Communication and follow-up is how we will sustain the momentum we've established with our people who are now leading our organization to new levels of excellence. Many of our people are embracing change and refining our movement forward. We will need all of our team to buy into the changes to achieve an environment of continuous improvement.

Only leaders who embrace and lead the change completely can ensure every team member understands why the change is necessary and positive so that they can fully embrace it.

In C.K. Prahalad's June 2010 article entitled "Why Is It So Hard to Tackle the Obvious?" in the Harvard Business Review, he states: "During a corporate transformation, the 'forgetting curve' is sometimes more important than the learning curve."

One example of preparing our leaders to embrace and explain the changes was our insistence that they participate in our AFSO21 events.

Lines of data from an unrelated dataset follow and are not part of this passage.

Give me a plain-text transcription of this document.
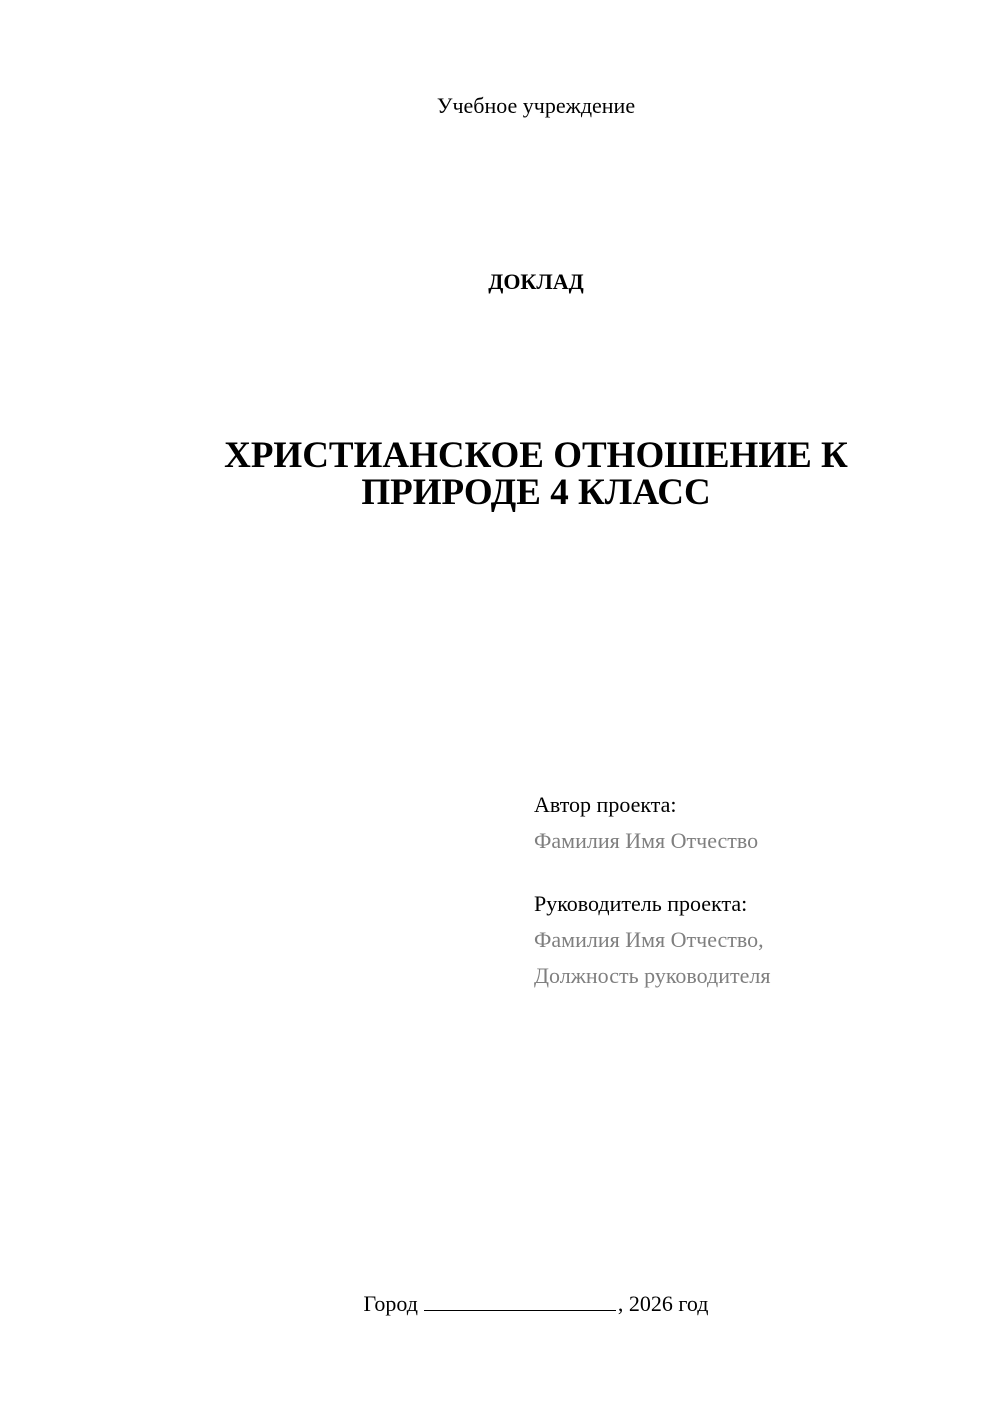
Учебное учреждение
ДОКЛАД
ХРИСТИАНСКОЕ ОТНОШЕНИЕ К
ПРИРОДЕ 4 КЛАСС
Автор проекта:
Фамилия Имя Отчество
Руководитель проекта:
Фамилия Имя Отчество,
Должность руководителя
Город	, 2026 год
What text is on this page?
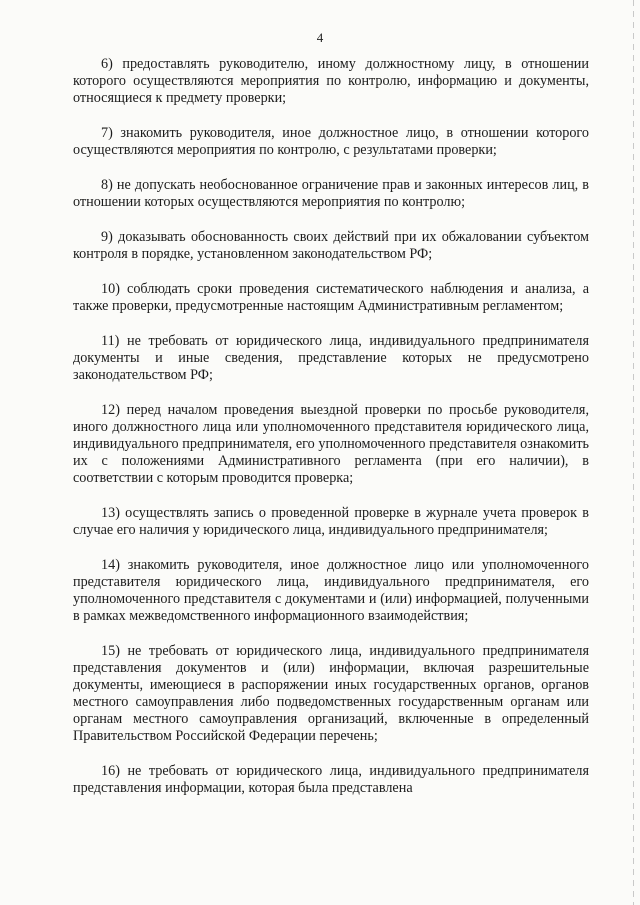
4

6) предоставлять руководителю, иному должностному лицу, в отношении которого осуществляются мероприятия по контролю, информацию и документы, относящиеся к предмету проверки;

7) знакомить руководителя, иное должностное лицо, в отношении которого осуществляются мероприятия по контролю, с результатами проверки;

8) не допускать необоснованное ограничение прав и законных интересов лиц, в отношении которых осуществляются мероприятия по контролю;

9) доказывать обоснованность своих действий при их обжаловании субъектом контроля в порядке, установленном законодательством РФ;

10) соблюдать сроки проведения систематического наблюдения и анализа, а также проверки, предусмотренные настоящим Административным регламентом;

11) не требовать от юридического лица, индивидуального предпринимателя документы и иные сведения, представление которых не предусмотрено законодательством РФ;

12) перед началом проведения выездной проверки по просьбе руководителя, иного должностного лица или уполномоченного представителя юридического лица, индивидуального предпринимателя, его уполномоченного представителя ознакомить их с положениями Административного регламента (при его наличии), в соответствии с которым проводится проверка;

13) осуществлять запись о проведенной проверке в журнале учета проверок в случае его наличия у юридического лица, индивидуального предпринимателя;

14) знакомить руководителя, иное должностное лицо или уполномоченного представителя юридического лица, индивидуального предпринимателя, его уполномоченного представителя с документами и (или) информацией, полученными в рамках межведомственного информационного взаимодействия;

15) не требовать от юридического лица, индивидуального предпринимателя представления документов и (или) информации, включая разрешительные документы, имеющиеся в распоряжении иных государственных органов, органов местного самоуправления либо подведомственных государственным органам или органам местного самоуправления организаций, включенные в определенный Правительством Российской Федерации перечень;

16) не требовать от юридического лица, индивидуального предпринимателя представления информации, которая была представлена
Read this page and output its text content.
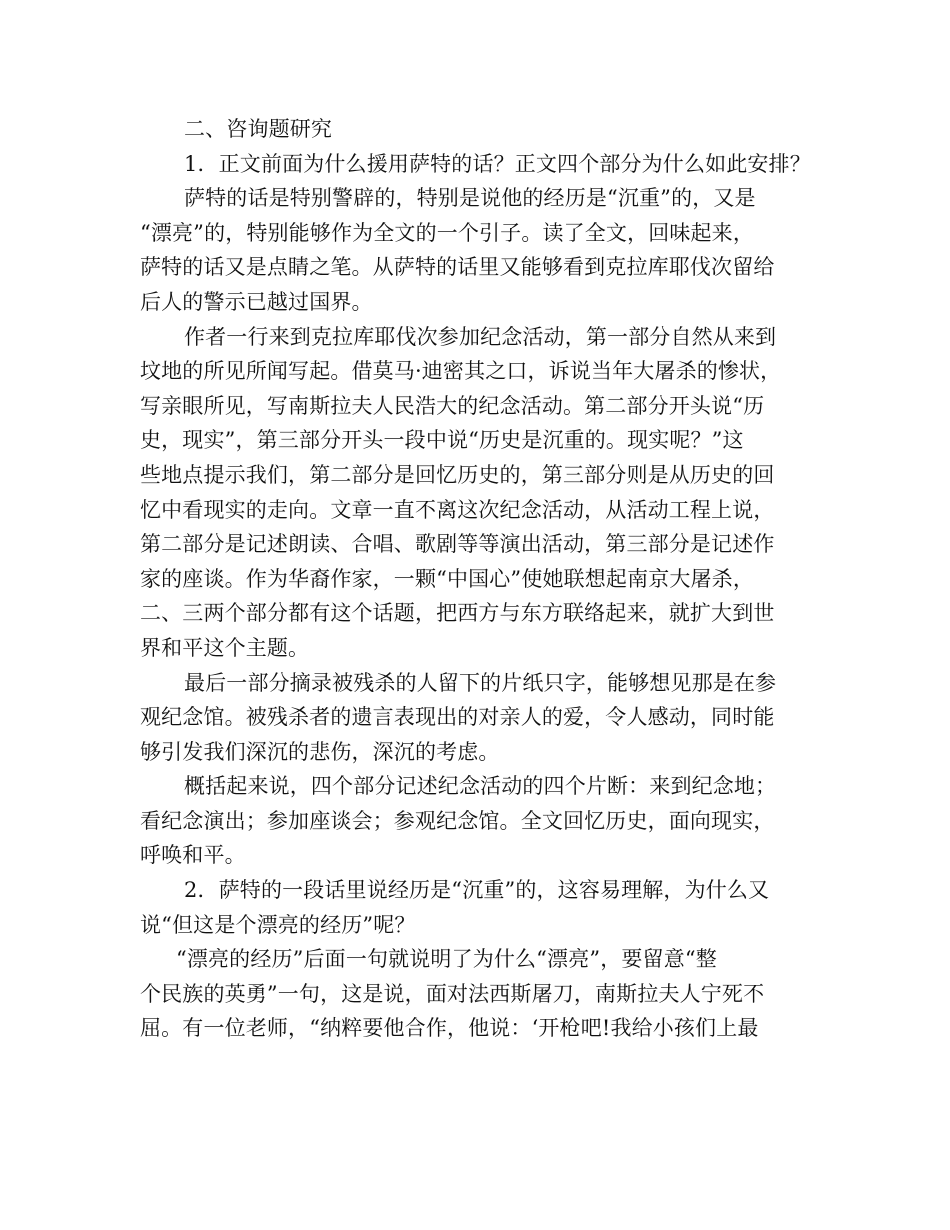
二、咨询题研究
1．正文前面为什么援用萨特的话？正文四个部分为什么如此安排？
萨特的话是特别警辟的，特别是说他的经历是“沉重”的，又是
“漂亮”的，特别能够作为全文的一个引子。读了全文，回味起来，
萨特的话又是点睛之笔。从萨特的话里又能够看到克拉库耶伐次留给
后人的警示已越过国界。
作者一行来到克拉库耶伐次参加纪念活动，第一部分自然从来到
坟地的所见所闻写起。借莫马·迪密其之口，诉说当年大屠杀的惨状，
写亲眼所见，写南斯拉夫人民浩大的纪念活动。第二部分开头说“历
史，现实”，第三部分开头一段中说“历史是沉重的。现实呢？”这
些地点提示我们，第二部分是回忆历史的，第三部分则是从历史的回
忆中看现实的走向。文章一直不离这次纪念活动，从活动工程上说，
第二部分是记述朗读、合唱、歌剧等等演出活动，第三部分是记述作
家的座谈。作为华裔作家，一颗“中国心”使她联想起南京大屠杀，
二、三两个部分都有这个话题，把西方与东方联络起来，就扩大到世
界和平这个主题。
最后一部分摘录被残杀的人留下的片纸只字，能够想见那是在参
观纪念馆。被残杀者的遗言表现出的对亲人的爱，令人感动，同时能
够引发我们深沉的悲伤，深沉的考虑。
概括起来说，四个部分记述纪念活动的四个片断：来到纪念地；
看纪念演出；参加座谈会；参观纪念馆。全文回忆历史，面向现实，
呼唤和平。
2．萨特的一段话里说经历是“沉重”的，这容易理解，为什么又
说“但这是个漂亮的经历”呢？
“漂亮的经历”后面一句就说明了为什么“漂亮”，要留意“整
个民族的英勇”一句，这是说，面对法西斯屠刀，南斯拉夫人宁死不
屈。有一位老师，“纳粹要他合作，他说：‘开枪吧!我给小孩们上最
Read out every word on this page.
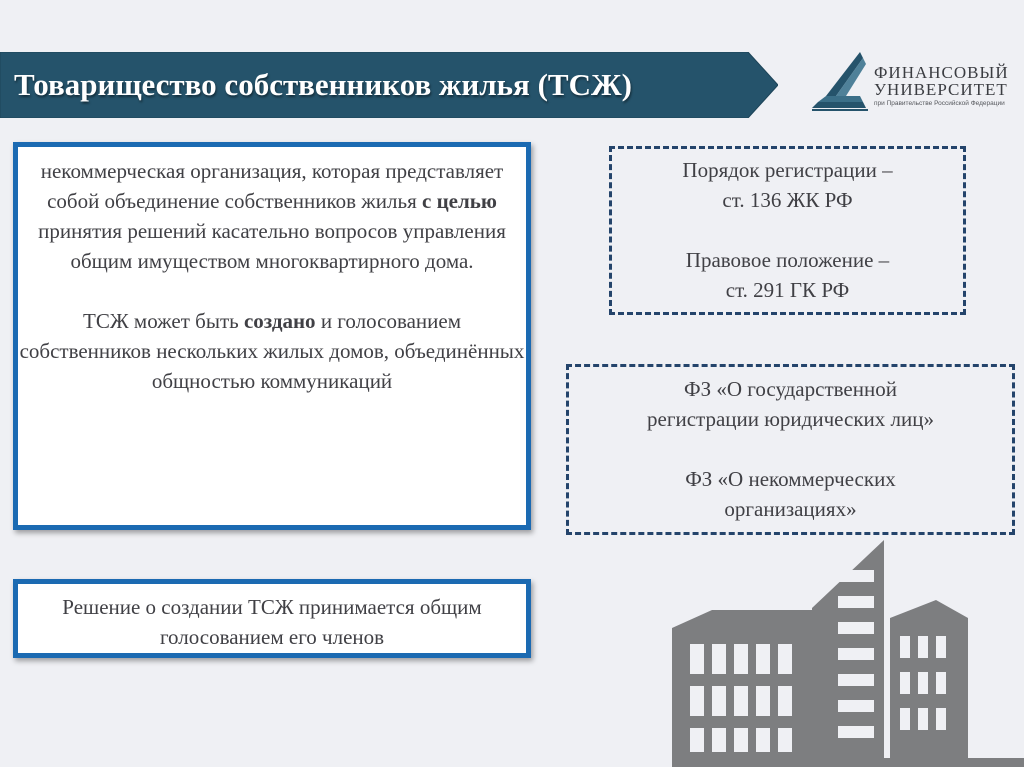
Товарищество собственников жилья (ТСЖ)	ФИНАНСОВЫЙ
УНИВЕРСИТЕТ
при Правительстве Российской Федерации

некоммерческая организация, которая представляет собой объединение собственников жилья с целью принятия решений касательно вопросов управления общим имуществом многоквартирного дома.

ТСЖ может быть создано и голосованием собственников нескольких жилых домов, объединённых общностью коммуникаций

Решение о создании ТСЖ принимается общим голосованием его членов

Порядок регистрации –
ст. 136 ЖК РФ
Правовое положение –
ст. 291 ГК РФ
ФЗ «О государственной
регистрации юридических лиц»
ФЗ «О некоммерческих
организациях»
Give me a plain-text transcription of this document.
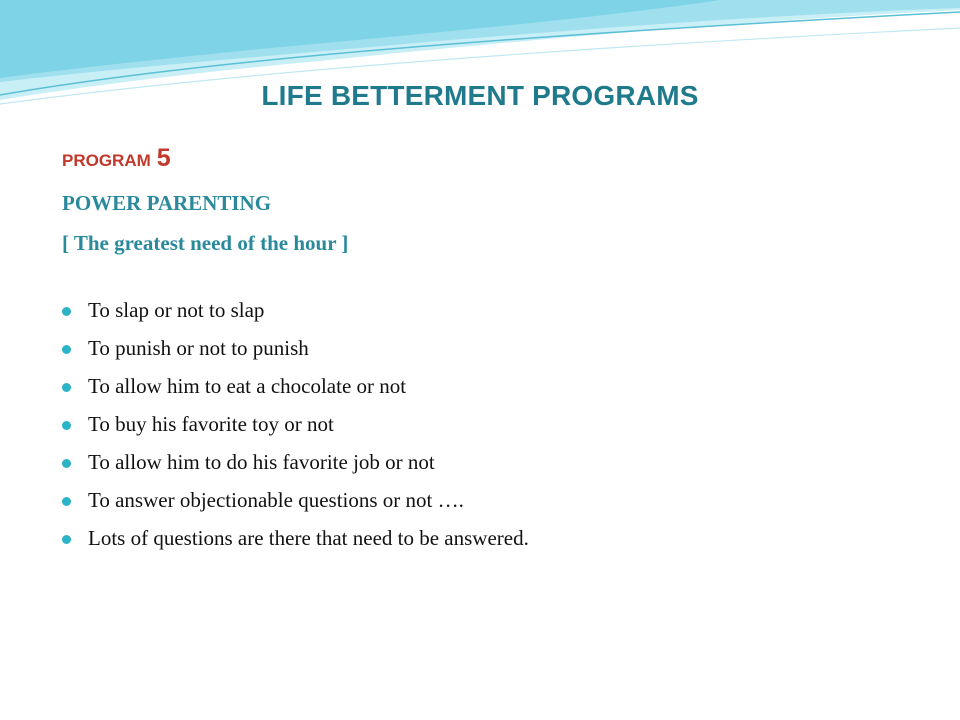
LIFE BETTERMENT PROGRAMS
PROGRAM 5
POWER PARENTING
[ The greatest need of the hour ]
To slap or not to slap
To punish or not to punish
To allow him to eat a chocolate or not
To buy his favorite toy or not
To allow him to do his favorite job or not
To answer objectionable questions or not ….
Lots of questions are there that need to be answered.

We selected them not only for their expertise and leadership, but to empower them to communicate the firsthand knowledge that they had gained in the AFSO21 event.

As our leaders at all levels returned from an event, it was imperative that they share not only the new checklist and way of doing business, but also the message of the importance of standard work and why we are making changes in our organizational roles and responsibilities as well as our processes.

Also, they needed to insist that their people begin to use the new processes and move beyond the previous way of doing their jobs.

The commander is not solely responsible to communicate the message about change if all are to embrace and sustain the change. Rather, all leaders and staff share the responsibility as they directly interact with the commander to understand and execute the organization's change as if they were the originator of the change.

Communication is a 24/7 job, and often leaders must restate their guidance and message 10 times or more before everyone "gets" the message.

Everyone has a responsibility to seek clarification if they don't understand their role in the changed environment. Supervisors have the responsibility to ensure they can clearly and accurately articulate the guidance and reason for change.

After that, we all have a responsibility to affect the change. Communication and follow-up are important ingredients in leading change and maintaining positive momentum in creating a culture of continuous improvement when facing the harsh realities of organizational change.

Secretary of Defense Robert M. Gates' direction for a review of critical support policies that affect the entire Department in order to create a flatter, more agile and efficient organization illustrates that AFOTEC is not alone in our need to increase efficiency while at least maintaining, if not enhancing, effectiveness within each of our organizations.

Communication will be key to implementing changes essential to improve the effectiveness and efficiency of our warfighting operations.